The init process isn't easily cancellable at the moment so this is a simpler way of ensuring that you don't end up with an object that appears closed but does have a receiver link open. I'll be posting a PR for this sometime today after some more testing.

On re-reading the issue, I did have a question about something you wrote earlier about making createReceiver() async:

It's a breaking API, createReceiver is currently lazy and this might break stuff due to unhandled promise rejections.

Can you elaborate more on the "unhandled promise rejections" part? Is the concern that users might not realize they're getting back a Promise? Or something else?

Just for some information - in the newer version of the library (7.0.0-preview.2) our plan is to make createReceiver() async (this is already done for createSender() and createSessionReceiver()). This means the link will be active and ready immediately rather than waiting for first operation.

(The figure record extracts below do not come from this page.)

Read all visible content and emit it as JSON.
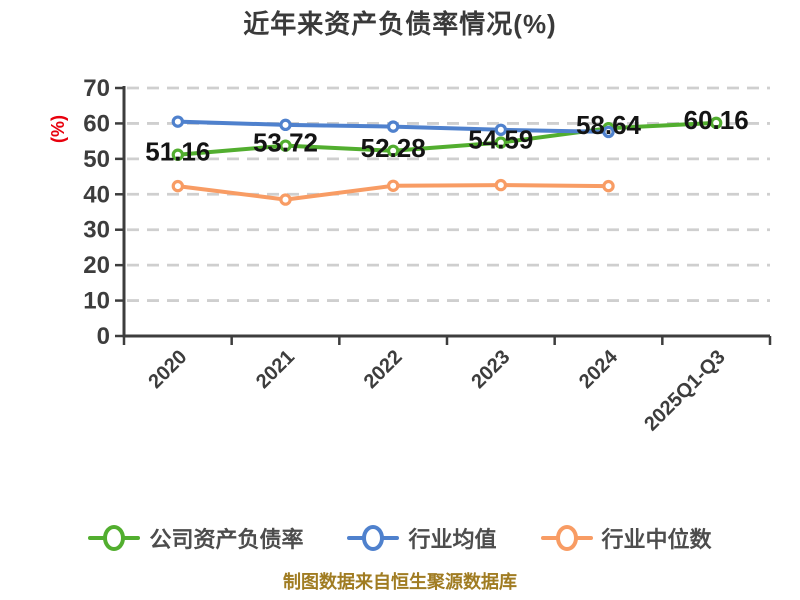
{
  "chart_data": {
    "type": "line",
    "title": "近年来资产负债率情况(%)",
    "ylabel": "(%)",
    "xlabel": "",
    "categories": [
      "2020",
      "2021",
      "2022",
      "2023",
      "2024",
      "2025Q1-Q3"
    ],
    "ylim": [
      0,
      70
    ],
    "yticks": [
      0,
      10,
      20,
      30,
      40,
      50,
      60,
      70
    ],
    "grid": "horizontal-dashed",
    "legend_position": "bottom",
    "series": [
      {
        "name": "公司资产负债率",
        "color": "#52ae2f",
        "values": [
          51.16,
          53.72,
          52.28,
          54.59,
          58.64,
          60.16
        ],
        "data_labels": [
          "51.16",
          "53.72",
          "52.28",
          "54.59",
          "58.64",
          "60.16"
        ],
        "data_labels_shown": true
      },
      {
        "name": "行业均值",
        "color": "#4f81cd",
        "values": [
          60.5,
          59.6,
          59.1,
          58.2,
          57.6,
          null
        ],
        "data_labels_shown": false
      },
      {
        "name": "行业中位数",
        "color": "#f89c64",
        "values": [
          42.3,
          38.5,
          42.4,
          42.6,
          42.3,
          null
        ],
        "data_labels_shown": false
      }
    ],
    "footer": "制图数据来自恒生聚源数据库"
  },
  "style_colors": {
    "background": "#ffffff",
    "title": "#3a3a3a",
    "axis": "#3d3d3d",
    "tick_label": "#3d3d3d",
    "gridline": "#cfcfcf",
    "data_label": "#141414",
    "legend_text": "#4d4d4d",
    "footer_text": "#a07c22",
    "ylabel_red": "#e8000d",
    "marker_fill": "#ffffff"
  }
}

Our goal is to move initialization higher in the stack so the usage model will be simpler - if you have a Receiver (or Sender) the object is live and ready to be used.

BTW, implementing a lazy strategy will still be possible - ServiceBusClient itself will remain a lazy initialized object.

shlomiassaf commented 4 years ago

Yes, since createReceiver() returns void and changing it to return a promise will not break anything in the user applications.

I guess that with such a huge change moving from 1 to 7, this should pass without much noise but not sure that all of the consumers will refactor their code so it will handle that promise...

ramya-rao-a commented 4 years ago

Update:

There are no planned changes for v1 of the Service Bus package
In the new v7 of the Service Bus package, we are exploring alternatives to make the streaming receive mode be more deterministic.

Thanks for your time & patience!